Salmond courts trade union support

First Minister Alex Salmond today set out to woo union bosses by stressing how they and his administration were working together as "social partners".

Mr Salmond, who has forged a concordat with local authorities and sought to build links with business, said unions are crucial to growth.

He gave a list of areas ranging from a resumption of council house building to the centralisation of fire brigade control rooms, as an example of their common interest.

Mr Salmond's speech to the STUC, the first to that gathering by an SNP First Minister, also set about demolishing some of the arguments for the Union fielded yesterday by Gordon Brown.

The Prime Minister had argued that being part of the UK gave Scotland bigger clout on the world stage.

But Mr Salmond was today applauded when he told the Inverness conference: "No doubt it is a substantial influence to participate with the United States of America in an illegal invasion of Iraq.

"Just because something is of substantial influence doesn't make it right and doesn't make it positive.

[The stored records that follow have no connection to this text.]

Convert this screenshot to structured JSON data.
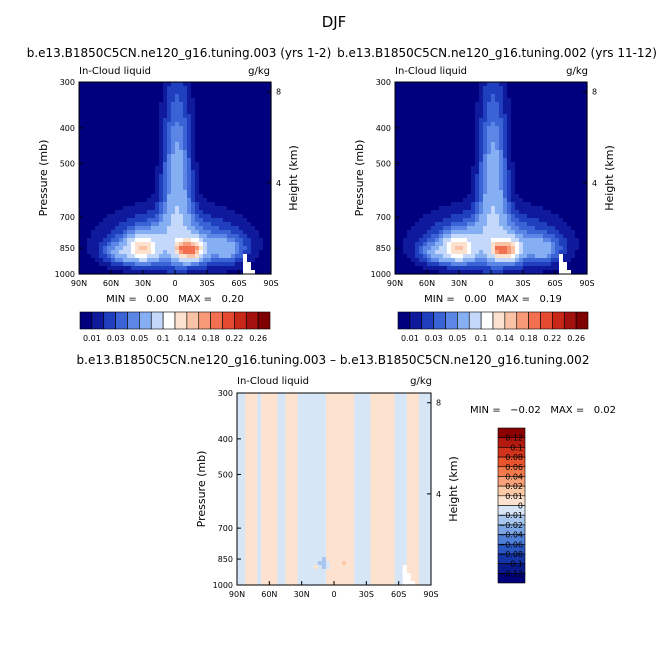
{
  "figure": {
    "title": "DJF"
  },
  "panels": [
    {
      "id": "p1",
      "title": "b.e13.B1850C5CN.ne120_g16.tuning.003 (yrs 1-2)",
      "left_label": "In-Cloud liquid",
      "right_label": "g/kg",
      "stats": "MIN =   0.00   MAX =   0.20"
    },
    {
      "id": "p2",
      "title": "b.e13.B1850C5CN.ne120_g16.tuning.002 (yrs 11-12)",
      "left_label": "In-Cloud liquid",
      "right_label": "g/kg",
      "stats": "MIN =   0.00   MAX =   0.19"
    },
    {
      "id": "p3",
      "title": "b.e13.B1850C5CN.ne120_g16.tuning.003 – b.e13.B1850C5CN.ne120_g16.tuning.002",
      "left_label": "In-Cloud liquid",
      "right_label": "g/kg",
      "stats": "MIN =   −0.02   MAX =   0.02"
    }
  ],
  "chart_data": [
    {
      "type": "heatmap",
      "panel": "p1",
      "xlabel": "",
      "ylabel": "Pressure (mb)",
      "y2label": "Height (km)",
      "x_ticks": [
        "90N",
        "60N",
        "30N",
        "0",
        "30S",
        "60S",
        "90S"
      ],
      "x_tick_values": [
        90,
        60,
        30,
        0,
        -30,
        -60,
        -90
      ],
      "xlim": [
        90,
        -90
      ],
      "y_ticks": [
        "300",
        "400",
        "500",
        "700",
        "850",
        "1000"
      ],
      "y_tick_values": [
        300,
        400,
        500,
        700,
        850,
        1000
      ],
      "ylim": [
        1000,
        300
      ],
      "y_scale": "log",
      "y2_ticks": [
        "8",
        "4"
      ],
      "y2_tick_values": [
        8,
        4
      ],
      "min": 0.0,
      "max": 0.2,
      "blobs": [
        {
          "lat": 0,
          "p": 820,
          "dlat": 62,
          "dp": 150,
          "v": 0.055
        },
        {
          "lat": -2,
          "p": 560,
          "dlat": 14,
          "dp": 280,
          "v": 0.06
        },
        {
          "lat": 30,
          "p": 850,
          "dlat": 14,
          "dp": 70,
          "v": 0.1
        },
        {
          "lat": -15,
          "p": 860,
          "dlat": 12,
          "dp": 55,
          "v": 0.14
        },
        {
          "lat": -5,
          "p": 860,
          "dlat": 5,
          "dp": 35,
          "v": 0.045
        },
        {
          "lat": 52,
          "p": 875,
          "dlat": 16,
          "dp": 60,
          "v": 0.035
        },
        {
          "lat": -50,
          "p": 860,
          "dlat": 16,
          "dp": 70,
          "v": 0.035
        }
      ]
    },
    {
      "type": "heatmap",
      "panel": "p2",
      "xlabel": "",
      "ylabel": "Pressure (mb)",
      "y2label": "Height (km)",
      "x_ticks": [
        "90N",
        "60N",
        "30N",
        "0",
        "30S",
        "60S",
        "90S"
      ],
      "x_tick_values": [
        90,
        60,
        30,
        0,
        -30,
        -60,
        -90
      ],
      "xlim": [
        90,
        -90
      ],
      "y_ticks": [
        "300",
        "400",
        "500",
        "700",
        "850",
        "1000"
      ],
      "y_tick_values": [
        300,
        400,
        500,
        700,
        850,
        1000
      ],
      "ylim": [
        1000,
        300
      ],
      "y_scale": "log",
      "y2_ticks": [
        "8",
        "4"
      ],
      "y2_tick_values": [
        8,
        4
      ],
      "min": 0.0,
      "max": 0.19,
      "blobs": [
        {
          "lat": 0,
          "p": 820,
          "dlat": 62,
          "dp": 150,
          "v": 0.055
        },
        {
          "lat": -2,
          "p": 560,
          "dlat": 14,
          "dp": 280,
          "v": 0.06
        },
        {
          "lat": 30,
          "p": 850,
          "dlat": 14,
          "dp": 70,
          "v": 0.1
        },
        {
          "lat": -15,
          "p": 860,
          "dlat": 12,
          "dp": 55,
          "v": 0.13
        },
        {
          "lat": -5,
          "p": 860,
          "dlat": 5,
          "dp": 35,
          "v": 0.045
        },
        {
          "lat": 52,
          "p": 875,
          "dlat": 16,
          "dp": 60,
          "v": 0.035
        },
        {
          "lat": -50,
          "p": 860,
          "dlat": 16,
          "dp": 70,
          "v": 0.035
        }
      ]
    },
    {
      "type": "heatmap",
      "panel": "p3",
      "xlabel": "",
      "ylabel": "Pressure (mb)",
      "y2label": "Height (km)",
      "x_ticks": [
        "90N",
        "60N",
        "30N",
        "0",
        "30S",
        "60S",
        "90S"
      ],
      "x_tick_values": [
        90,
        60,
        30,
        0,
        -30,
        -60,
        -90
      ],
      "xlim": [
        90,
        -90
      ],
      "y_ticks": [
        "300",
        "400",
        "500",
        "700",
        "850",
        "1000"
      ],
      "y_tick_values": [
        300,
        400,
        500,
        700,
        850,
        1000
      ],
      "ylim": [
        1000,
        300
      ],
      "y_scale": "log",
      "y2_ticks": [
        "8",
        "4"
      ],
      "y2_tick_values": [
        8,
        4
      ],
      "min": -0.02,
      "max": 0.02,
      "lat_bands": [
        {
          "from": 90,
          "to": 84,
          "v": -0.004
        },
        {
          "from": 84,
          "to": 70,
          "v": 0.002
        },
        {
          "from": 70,
          "to": 66,
          "v": -0.003
        },
        {
          "from": 66,
          "to": 52,
          "v": 0.002
        },
        {
          "from": 52,
          "to": 44,
          "v": -0.004
        },
        {
          "from": 44,
          "to": 32,
          "v": 0.002
        },
        {
          "from": 32,
          "to": 24,
          "v": -0.004
        },
        {
          "from": 24,
          "to": 8,
          "v": -0.005
        },
        {
          "from": 8,
          "to": -20,
          "v": 0.002
        },
        {
          "from": -20,
          "to": -32,
          "v": -0.004
        },
        {
          "from": -32,
          "to": -58,
          "v": 0.002
        },
        {
          "from": -58,
          "to": -68,
          "v": -0.004
        },
        {
          "from": -68,
          "to": -80,
          "v": 0.002
        },
        {
          "from": -80,
          "to": -90,
          "v": -0.004
        }
      ],
      "blobs": [
        {
          "lat": 15,
          "p": 900,
          "dlat": 8,
          "dp": 60,
          "v": -0.005
        },
        {
          "lat": 10,
          "p": 870,
          "dlat": 4,
          "dp": 30,
          "v": -0.006
        },
        {
          "lat": 16,
          "p": 895,
          "dlat": 3,
          "dp": 18,
          "v": 0.012
        },
        {
          "lat": -10,
          "p": 870,
          "dlat": 3,
          "dp": 20,
          "v": 0.012
        }
      ]
    }
  ],
  "colorbars": [
    {
      "id": "cb1",
      "orientation": "horizontal",
      "levels": [
        0.01,
        0.02,
        0.03,
        0.04,
        0.05,
        0.07,
        0.1,
        0.12,
        0.14,
        0.16,
        0.18,
        0.2,
        0.22,
        0.24,
        0.26
      ],
      "labels": [
        "0.01",
        "0.03",
        "0.05",
        "0.1",
        "0.14",
        "0.18",
        "0.22",
        "0.26"
      ],
      "colors": [
        "#00007f",
        "#0e1a9b",
        "#1f3fbf",
        "#3a63d6",
        "#5b86e6",
        "#86aef2",
        "#c3d8fa",
        "#ffffff",
        "#fde1cf",
        "#fbc3a5",
        "#f89a77",
        "#f2704f",
        "#e34a2f",
        "#c82817",
        "#a4120f",
        "#7f0000"
      ]
    },
    {
      "id": "cb2",
      "orientation": "horizontal",
      "levels": [
        0.01,
        0.02,
        0.03,
        0.04,
        0.05,
        0.07,
        0.1,
        0.12,
        0.14,
        0.16,
        0.18,
        0.2,
        0.22,
        0.24,
        0.26
      ],
      "labels": [
        "0.01",
        "0.03",
        "0.05",
        "0.1",
        "0.14",
        "0.18",
        "0.22",
        "0.26"
      ],
      "colors": [
        "#00007f",
        "#0e1a9b",
        "#1f3fbf",
        "#3a63d6",
        "#5b86e6",
        "#86aef2",
        "#c3d8fa",
        "#ffffff",
        "#fde1cf",
        "#fbc3a5",
        "#f89a77",
        "#f2704f",
        "#e34a2f",
        "#c82817",
        "#a4120f",
        "#7f0000"
      ]
    },
    {
      "id": "cb3",
      "orientation": "vertical",
      "levels": [
        0.12,
        0.1,
        0.08,
        0.06,
        0.04,
        0.02,
        0.01,
        0,
        -0.01,
        -0.02,
        -0.04,
        -0.06,
        -0.08,
        -0.1,
        -0.12
      ],
      "labels": [
        "0.12",
        "0.1",
        "0.08",
        "0.06",
        "0.04",
        "0.02",
        "0.01",
        "0",
        "−0.01",
        "−0.02",
        "−0.04",
        "−0.06",
        "−0.08",
        "−0.1",
        "−0.12"
      ],
      "colors": [
        "#8b0000",
        "#b21a10",
        "#d1331c",
        "#e9542d",
        "#f47a4c",
        "#f8a077",
        "#fcc9a6",
        "#fde3cf",
        "#d6e6f7",
        "#a9c7ee",
        "#7ba5e4",
        "#4f7fd8",
        "#2a56c4",
        "#1434a8",
        "#0a1a8c",
        "#00007a"
      ]
    }
  ]
}
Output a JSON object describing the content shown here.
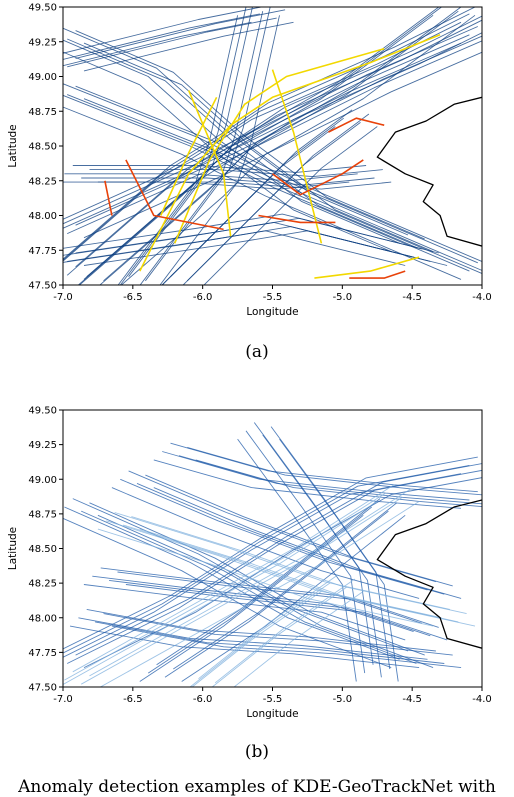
{
  "chart_data": [
    {
      "type": "line",
      "panel_label": "(a)",
      "xlabel": "Longitude",
      "ylabel": "Latitude",
      "xlim": [
        -7.0,
        -4.0
      ],
      "ylim": [
        47.5,
        49.5
      ],
      "xticks": [
        "-7.0",
        "-6.5",
        "-6.0",
        "-5.5",
        "-5.0",
        "-4.5",
        "-4.0"
      ],
      "yticks": [
        "47.50",
        "47.75",
        "48.00",
        "48.25",
        "48.50",
        "48.75",
        "49.00",
        "49.25",
        "49.50"
      ],
      "grid": false,
      "series": [
        {
          "category": "normal",
          "color": "#0b3d80",
          "tracks": [
            [
              [
                -7.0,
                47.6
              ],
              [
                -6.2,
                48.3
              ],
              [
                -5.8,
                48.55
              ],
              [
                -5.5,
                48.75
              ],
              [
                -4.6,
                49.15
              ],
              [
                -4.0,
                49.45
              ]
            ],
            [
              [
                -7.0,
                47.9
              ],
              [
                -6.0,
                48.35
              ],
              [
                -5.6,
                48.55
              ],
              [
                -4.8,
                48.95
              ],
              [
                -4.0,
                49.3
              ]
            ],
            [
              [
                -6.8,
                47.5
              ],
              [
                -6.0,
                48.2
              ],
              [
                -5.7,
                48.5
              ],
              [
                -5.0,
                48.9
              ],
              [
                -4.2,
                49.5
              ]
            ],
            [
              [
                -7.0,
                49.3
              ],
              [
                -6.3,
                49.0
              ],
              [
                -5.8,
                48.55
              ],
              [
                -5.2,
                48.1
              ],
              [
                -4.5,
                47.8
              ]
            ],
            [
              [
                -7.0,
                48.9
              ],
              [
                -6.0,
                48.5
              ],
              [
                -5.4,
                48.2
              ],
              [
                -4.7,
                47.9
              ],
              [
                -4.0,
                47.6
              ]
            ],
            [
              [
                -6.9,
                48.3
              ],
              [
                -6.0,
                48.3
              ],
              [
                -5.3,
                48.25
              ],
              [
                -4.8,
                48.3
              ]
            ],
            [
              [
                -7.0,
                49.1
              ],
              [
                -6.0,
                49.35
              ],
              [
                -5.5,
                49.45
              ]
            ],
            [
              [
                -6.5,
                47.5
              ],
              [
                -5.9,
                48.3
              ],
              [
                -5.8,
                48.6
              ],
              [
                -5.6,
                49.5
              ]
            ],
            [
              [
                -6.2,
                47.5
              ],
              [
                -5.7,
                48.0
              ],
              [
                -5.3,
                48.4
              ],
              [
                -4.9,
                48.7
              ]
            ],
            [
              [
                -7.0,
                47.7
              ],
              [
                -6.0,
                47.85
              ],
              [
                -5.4,
                47.95
              ],
              [
                -4.4,
                47.7
              ]
            ]
          ]
        },
        {
          "category": "anomaly",
          "color": "#f2d800",
          "tracks": [
            [
              [
                -6.45,
                47.6
              ],
              [
                -6.1,
                48.3
              ],
              [
                -5.8,
                48.65
              ],
              [
                -5.5,
                48.85
              ],
              [
                -4.8,
                49.1
              ],
              [
                -4.3,
                49.3
              ]
            ],
            [
              [
                -6.2,
                47.8
              ],
              [
                -5.95,
                48.4
              ],
              [
                -5.7,
                48.8
              ],
              [
                -5.4,
                49.0
              ],
              [
                -4.7,
                49.2
              ]
            ],
            [
              [
                -6.1,
                48.9
              ],
              [
                -5.85,
                48.3
              ],
              [
                -5.8,
                47.85
              ]
            ],
            [
              [
                -5.5,
                49.05
              ],
              [
                -5.35,
                48.6
              ],
              [
                -5.15,
                47.8
              ]
            ],
            [
              [
                -6.3,
                48.0
              ],
              [
                -6.1,
                48.45
              ],
              [
                -5.9,
                48.85
              ]
            ],
            [
              [
                -5.2,
                47.55
              ],
              [
                -4.8,
                47.6
              ],
              [
                -4.45,
                47.7
              ]
            ]
          ]
        },
        {
          "category": "anomaly-high",
          "color": "#e8420a",
          "tracks": [
            [
              [
                -6.55,
                48.4
              ],
              [
                -6.35,
                48.0
              ],
              [
                -6.1,
                47.95
              ],
              [
                -5.85,
                47.9
              ]
            ],
            [
              [
                -5.5,
                48.3
              ],
              [
                -5.3,
                48.15
              ],
              [
                -5.0,
                48.3
              ],
              [
                -4.85,
                48.4
              ]
            ],
            [
              [
                -5.6,
                48.0
              ],
              [
                -5.3,
                47.95
              ],
              [
                -5.05,
                47.95
              ]
            ],
            [
              [
                -5.1,
                48.6
              ],
              [
                -4.9,
                48.7
              ],
              [
                -4.7,
                48.65
              ]
            ],
            [
              [
                -6.7,
                48.25
              ],
              [
                -6.65,
                48.0
              ]
            ],
            [
              [
                -4.95,
                47.55
              ],
              [
                -4.7,
                47.55
              ],
              [
                -4.55,
                47.6
              ]
            ]
          ]
        },
        {
          "category": "coastline",
          "color": "#000000",
          "tracks": [
            [
              [
                -4.0,
                48.85
              ],
              [
                -4.2,
                48.8
              ],
              [
                -4.4,
                48.68
              ],
              [
                -4.62,
                48.6
              ],
              [
                -4.75,
                48.42
              ],
              [
                -4.55,
                48.3
              ],
              [
                -4.35,
                48.22
              ],
              [
                -4.42,
                48.1
              ],
              [
                -4.3,
                48.0
              ],
              [
                -4.25,
                47.85
              ],
              [
                -4.0,
                47.78
              ]
            ]
          ]
        }
      ]
    },
    {
      "type": "line",
      "panel_label": "(b)",
      "xlabel": "Longitude",
      "ylabel": "Latitude",
      "xlim": [
        -7.0,
        -4.0
      ],
      "ylim": [
        47.5,
        49.5
      ],
      "xticks": [
        "-7.0",
        "-6.5",
        "-6.0",
        "-5.5",
        "-5.0",
        "-4.5",
        "-4.0"
      ],
      "yticks": [
        "47.50",
        "47.75",
        "48.00",
        "48.25",
        "48.50",
        "48.75",
        "49.00",
        "49.25",
        "49.50"
      ],
      "grid": false,
      "series": [
        {
          "category": "tracks",
          "color": "#1e5aa8",
          "tracks": [
            [
              [
                -7.0,
                47.7
              ],
              [
                -6.2,
                48.1
              ],
              [
                -5.5,
                48.55
              ],
              [
                -4.8,
                48.95
              ],
              [
                -4.0,
                49.1
              ]
            ],
            [
              [
                -6.9,
                48.8
              ],
              [
                -6.0,
                48.4
              ],
              [
                -5.3,
                48.0
              ],
              [
                -4.5,
                47.7
              ]
            ],
            [
              [
                -6.5,
                49.0
              ],
              [
                -5.8,
                48.7
              ],
              [
                -5.0,
                48.4
              ],
              [
                -4.3,
                48.2
              ]
            ],
            [
              [
                -6.7,
                48.3
              ],
              [
                -5.9,
                48.2
              ],
              [
                -5.0,
                48.1
              ],
              [
                -4.4,
                47.9
              ]
            ],
            [
              [
                -5.6,
                49.35
              ],
              [
                -5.2,
                48.8
              ],
              [
                -4.85,
                48.3
              ],
              [
                -4.75,
                47.6
              ]
            ],
            [
              [
                -6.8,
                48.0
              ],
              [
                -6.0,
                47.85
              ],
              [
                -5.2,
                47.8
              ],
              [
                -4.3,
                47.7
              ]
            ],
            [
              [
                -6.2,
                49.2
              ],
              [
                -5.5,
                49.0
              ],
              [
                -4.6,
                48.9
              ],
              [
                -4.0,
                48.85
              ]
            ],
            [
              [
                -6.3,
                47.6
              ],
              [
                -5.7,
                48.0
              ],
              [
                -5.2,
                48.4
              ],
              [
                -4.7,
                48.8
              ]
            ]
          ]
        },
        {
          "category": "tracks-light",
          "color": "#7fb0de",
          "tracks": [
            [
              [
                -6.9,
                47.55
              ],
              [
                -6.1,
                48.0
              ],
              [
                -5.3,
                48.45
              ],
              [
                -4.6,
                48.9
              ]
            ],
            [
              [
                -6.6,
                48.7
              ],
              [
                -5.8,
                48.45
              ],
              [
                -5.1,
                48.2
              ],
              [
                -4.2,
                48.0
              ]
            ],
            [
              [
                -6.0,
                47.5
              ],
              [
                -5.5,
                47.9
              ],
              [
                -5.0,
                48.25
              ]
            ]
          ]
        },
        {
          "category": "coastline",
          "color": "#000000",
          "tracks": [
            [
              [
                -4.0,
                48.85
              ],
              [
                -4.2,
                48.8
              ],
              [
                -4.4,
                48.68
              ],
              [
                -4.62,
                48.6
              ],
              [
                -4.75,
                48.42
              ],
              [
                -4.55,
                48.3
              ],
              [
                -4.35,
                48.22
              ],
              [
                -4.42,
                48.1
              ],
              [
                -4.3,
                48.0
              ],
              [
                -4.25,
                47.85
              ],
              [
                -4.0,
                47.78
              ]
            ]
          ]
        }
      ]
    }
  ],
  "captions": {
    "a": "(a)",
    "b": "(b)",
    "footer": "Anomaly detection examples of KDE-GeoTrackNet with"
  },
  "colors": {
    "normal": "#0b3d80",
    "anomaly": "#f2d800",
    "anomaly_high": "#e8420a"
  }
}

"The contribution I would like to see Scotland make is a contribution to international peacekeeping and a reconciliation of differences, not to illegal invasions or Iraq or anywhere else."

He was also applauded when he went on: "It may be a substantial contribution to the world to have Europe's largest concentration of weapons of mass destruction in one of the most beautiful areas our country.

"But it doesn't make it right and it doesn't make it a positive contribution."